I’d just moved to Chicago a few days before and didn’t know my way around. I walked a few blocks, took a few turns… and quickly lost track of where I was. This was the pre-smartphone era, and I couldn’t quite remember where I’d turned. Panic set in for a bit. What if after all that, I ended up late to my first day of work?

I looked up and saw a beautiful building, home to the Lyric Opera of Chicago. Ah, yes—I remembered passing this before. My memory clicked into place, I found my bearings, and I made it back to the office with ten whole minutes to spare. 

When I still lived in Chicago, the opera building always took me back to that first day of work. The hope, the expectations, the sheer intimidation of joining the “real world.” Sometimes I’d sit on a bench across the water and look up, trying to remember how I felt on that first day, on the cusp of a major transition.

I left Chicago years ago and don’t get to visit much. The last time I was in town, I happened to get that same glimpse of the Opera peering over the water. All those first morning feelings came racing right back. I sat down and stared up, trying to remember how it felt back in the day. I was so nervous that morning—and getting lost certainly didn’t help. Luckily I had a great support system the minute I stepped into my office. To this day, friends from that first job are some of the closest I’ve got.

But… pretty much everything else has changed. On that sunny August morning, I thought I was starting a career in management consulting and laying down roots in Chicago. Ten years later, and I’m a marketing writer living across the country in foggy San Francisco.

For a while, I felt like that first job stalled me from getting on the right path, right out the gate. I learned a lot, met great people and did some pretty interesting work. But management consulting certainly wasn’t the best longterm fit, so it sometimes felt like I was stumbling to find my way. 

Now that I’m older, and I suppose a few ounces wiser, I see it more like that sunny August day. I wasn’t totally lost—I just wasn’t totally in the right place, either. Let’s call it a scenic detour: A couple turns away from the right path, but not so far that I couldn’t find my way eventually.

And all these years later, I’m really grateful for that detour. Sometimes you have to stray a little to figure out what’s right. You try new things, learn important lessons and figure out what truly makes you happy. And then you find your bearings, get on a better path and go your own way.
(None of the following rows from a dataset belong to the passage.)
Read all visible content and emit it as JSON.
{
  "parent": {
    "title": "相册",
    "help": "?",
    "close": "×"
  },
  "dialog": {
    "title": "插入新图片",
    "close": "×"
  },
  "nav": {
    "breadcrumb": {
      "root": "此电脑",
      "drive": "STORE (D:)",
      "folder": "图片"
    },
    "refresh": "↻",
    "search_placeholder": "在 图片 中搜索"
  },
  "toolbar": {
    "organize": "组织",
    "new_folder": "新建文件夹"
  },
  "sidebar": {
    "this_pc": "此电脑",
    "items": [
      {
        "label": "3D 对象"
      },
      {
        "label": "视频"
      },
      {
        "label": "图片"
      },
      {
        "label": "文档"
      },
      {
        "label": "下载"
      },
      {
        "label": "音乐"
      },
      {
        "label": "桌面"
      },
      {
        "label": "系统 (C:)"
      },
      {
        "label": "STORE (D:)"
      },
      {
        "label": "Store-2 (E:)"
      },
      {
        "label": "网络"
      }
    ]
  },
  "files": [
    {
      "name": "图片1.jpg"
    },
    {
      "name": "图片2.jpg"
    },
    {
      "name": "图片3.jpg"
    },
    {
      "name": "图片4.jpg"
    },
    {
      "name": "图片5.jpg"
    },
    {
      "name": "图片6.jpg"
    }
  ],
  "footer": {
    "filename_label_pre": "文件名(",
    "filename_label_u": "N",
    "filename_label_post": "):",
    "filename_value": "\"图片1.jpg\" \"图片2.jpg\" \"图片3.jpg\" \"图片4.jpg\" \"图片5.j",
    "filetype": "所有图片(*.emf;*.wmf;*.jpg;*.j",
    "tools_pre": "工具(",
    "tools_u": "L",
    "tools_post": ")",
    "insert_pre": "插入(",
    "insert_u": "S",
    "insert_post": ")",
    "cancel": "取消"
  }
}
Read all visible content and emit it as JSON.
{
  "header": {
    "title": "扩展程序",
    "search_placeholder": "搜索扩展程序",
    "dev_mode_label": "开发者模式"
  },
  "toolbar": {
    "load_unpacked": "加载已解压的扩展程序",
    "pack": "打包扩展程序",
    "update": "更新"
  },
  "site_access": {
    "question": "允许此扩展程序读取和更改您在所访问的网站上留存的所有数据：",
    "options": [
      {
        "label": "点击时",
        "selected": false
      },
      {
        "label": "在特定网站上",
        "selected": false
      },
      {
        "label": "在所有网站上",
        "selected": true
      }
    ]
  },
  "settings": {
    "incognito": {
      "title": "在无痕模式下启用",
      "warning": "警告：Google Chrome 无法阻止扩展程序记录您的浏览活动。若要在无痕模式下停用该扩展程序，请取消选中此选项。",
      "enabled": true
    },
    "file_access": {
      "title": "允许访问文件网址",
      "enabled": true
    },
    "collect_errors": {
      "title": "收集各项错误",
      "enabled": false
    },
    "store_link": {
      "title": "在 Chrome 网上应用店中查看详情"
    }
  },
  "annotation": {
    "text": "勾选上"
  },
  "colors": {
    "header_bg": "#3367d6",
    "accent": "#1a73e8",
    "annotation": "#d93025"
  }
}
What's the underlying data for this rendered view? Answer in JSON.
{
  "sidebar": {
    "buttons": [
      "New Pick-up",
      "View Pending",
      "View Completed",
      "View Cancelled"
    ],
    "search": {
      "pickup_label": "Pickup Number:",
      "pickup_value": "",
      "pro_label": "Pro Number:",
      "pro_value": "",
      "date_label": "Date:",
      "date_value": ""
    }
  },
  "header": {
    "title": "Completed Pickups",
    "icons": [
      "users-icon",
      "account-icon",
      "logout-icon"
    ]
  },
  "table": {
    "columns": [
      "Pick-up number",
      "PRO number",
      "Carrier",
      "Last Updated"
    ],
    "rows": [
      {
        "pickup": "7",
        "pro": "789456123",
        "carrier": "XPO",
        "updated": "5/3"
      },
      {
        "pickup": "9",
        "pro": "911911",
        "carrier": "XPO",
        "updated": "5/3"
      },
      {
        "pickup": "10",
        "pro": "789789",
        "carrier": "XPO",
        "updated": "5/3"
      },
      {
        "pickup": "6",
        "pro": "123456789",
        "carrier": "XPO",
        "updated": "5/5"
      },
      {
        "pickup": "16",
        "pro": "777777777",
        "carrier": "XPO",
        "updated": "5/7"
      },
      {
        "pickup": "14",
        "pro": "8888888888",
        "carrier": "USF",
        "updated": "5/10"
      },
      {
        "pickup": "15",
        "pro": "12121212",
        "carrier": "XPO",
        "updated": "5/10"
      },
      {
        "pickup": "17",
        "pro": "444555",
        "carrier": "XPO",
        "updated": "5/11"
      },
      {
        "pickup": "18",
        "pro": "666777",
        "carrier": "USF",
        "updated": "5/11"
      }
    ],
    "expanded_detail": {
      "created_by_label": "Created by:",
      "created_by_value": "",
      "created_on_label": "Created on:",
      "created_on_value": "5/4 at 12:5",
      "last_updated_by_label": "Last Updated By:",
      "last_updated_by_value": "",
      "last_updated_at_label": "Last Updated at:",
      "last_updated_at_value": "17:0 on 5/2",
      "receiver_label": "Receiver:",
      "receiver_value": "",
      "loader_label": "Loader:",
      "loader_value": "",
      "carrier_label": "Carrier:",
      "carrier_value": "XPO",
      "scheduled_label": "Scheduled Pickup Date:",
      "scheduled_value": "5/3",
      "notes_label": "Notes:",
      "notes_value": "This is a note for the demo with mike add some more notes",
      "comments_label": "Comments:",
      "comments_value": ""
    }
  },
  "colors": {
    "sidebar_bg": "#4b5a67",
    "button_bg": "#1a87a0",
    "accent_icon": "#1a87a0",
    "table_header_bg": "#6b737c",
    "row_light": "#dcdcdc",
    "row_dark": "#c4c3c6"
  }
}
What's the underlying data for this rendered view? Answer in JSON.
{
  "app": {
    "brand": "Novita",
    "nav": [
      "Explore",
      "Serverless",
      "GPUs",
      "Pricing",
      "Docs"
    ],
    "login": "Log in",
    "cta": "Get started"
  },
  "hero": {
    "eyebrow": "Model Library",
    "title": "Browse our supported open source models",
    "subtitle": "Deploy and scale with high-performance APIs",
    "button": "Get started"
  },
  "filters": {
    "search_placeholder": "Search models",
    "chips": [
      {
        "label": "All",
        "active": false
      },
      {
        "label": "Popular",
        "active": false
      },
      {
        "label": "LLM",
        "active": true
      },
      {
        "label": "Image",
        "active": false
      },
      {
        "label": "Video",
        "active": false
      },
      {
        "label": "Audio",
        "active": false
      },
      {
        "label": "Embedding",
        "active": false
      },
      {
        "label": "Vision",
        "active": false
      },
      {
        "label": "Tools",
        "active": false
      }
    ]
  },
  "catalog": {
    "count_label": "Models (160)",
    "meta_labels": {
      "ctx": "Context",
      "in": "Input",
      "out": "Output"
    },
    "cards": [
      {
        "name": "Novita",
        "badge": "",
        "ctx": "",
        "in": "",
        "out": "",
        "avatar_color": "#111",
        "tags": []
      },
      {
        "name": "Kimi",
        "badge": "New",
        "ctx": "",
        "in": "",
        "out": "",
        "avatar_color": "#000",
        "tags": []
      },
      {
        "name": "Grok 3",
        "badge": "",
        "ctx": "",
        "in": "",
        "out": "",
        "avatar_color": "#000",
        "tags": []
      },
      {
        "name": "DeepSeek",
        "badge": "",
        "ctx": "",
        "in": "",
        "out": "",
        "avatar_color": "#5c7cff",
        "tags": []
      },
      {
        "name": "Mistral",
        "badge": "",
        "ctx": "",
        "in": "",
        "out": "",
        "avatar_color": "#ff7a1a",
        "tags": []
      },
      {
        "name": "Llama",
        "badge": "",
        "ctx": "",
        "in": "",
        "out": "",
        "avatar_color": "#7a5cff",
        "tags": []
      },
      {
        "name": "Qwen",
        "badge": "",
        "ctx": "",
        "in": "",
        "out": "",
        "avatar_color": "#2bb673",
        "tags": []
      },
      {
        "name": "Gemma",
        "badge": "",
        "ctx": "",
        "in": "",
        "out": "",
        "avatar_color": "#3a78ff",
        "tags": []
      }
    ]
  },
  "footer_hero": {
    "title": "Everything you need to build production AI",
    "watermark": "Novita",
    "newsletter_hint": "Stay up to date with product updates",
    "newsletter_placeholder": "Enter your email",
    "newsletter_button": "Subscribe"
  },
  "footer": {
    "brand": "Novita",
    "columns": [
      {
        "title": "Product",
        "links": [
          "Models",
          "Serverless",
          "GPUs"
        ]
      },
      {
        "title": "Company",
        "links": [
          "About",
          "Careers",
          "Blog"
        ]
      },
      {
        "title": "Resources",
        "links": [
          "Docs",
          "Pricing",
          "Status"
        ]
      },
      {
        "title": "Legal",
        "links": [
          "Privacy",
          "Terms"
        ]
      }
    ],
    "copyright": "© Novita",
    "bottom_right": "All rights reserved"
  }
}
This is the only picture I have of the Opera building. It is not a good picture. Sorry ’bout that.

Chasing Memories

23 Jun

A few months ago I went to my ten year college reunion. It was a wonderful weekend spent wandering campus with my friends, pretending like we were back in college again. Just like old times, right?

Except… what exactly are old times? And is there really any way to replicate them?

I spent the weekend wrapped in nostalgia. I’d walk through halls where I used to have class and try to remember what it felt like to be a student. I went to the gym and stared up into the stands, trying to remember what it felt like to perform at basketball games. I walked around the dorms, washing myself in memories of late night parties and 2 AM burritos and failed attempts at college romance.

I packed a lot into my Reunion weekend but didn’t make it to every spot on my Grand Tour of Nostalgia. I’d wanted to make it to a nearby town where I used to enjoy the farmer’s market to see what it looked like these days and walk around a bit. But it was pretty out of my way, and I didn’t have a car, and hanging with friends was more important than chasing memories.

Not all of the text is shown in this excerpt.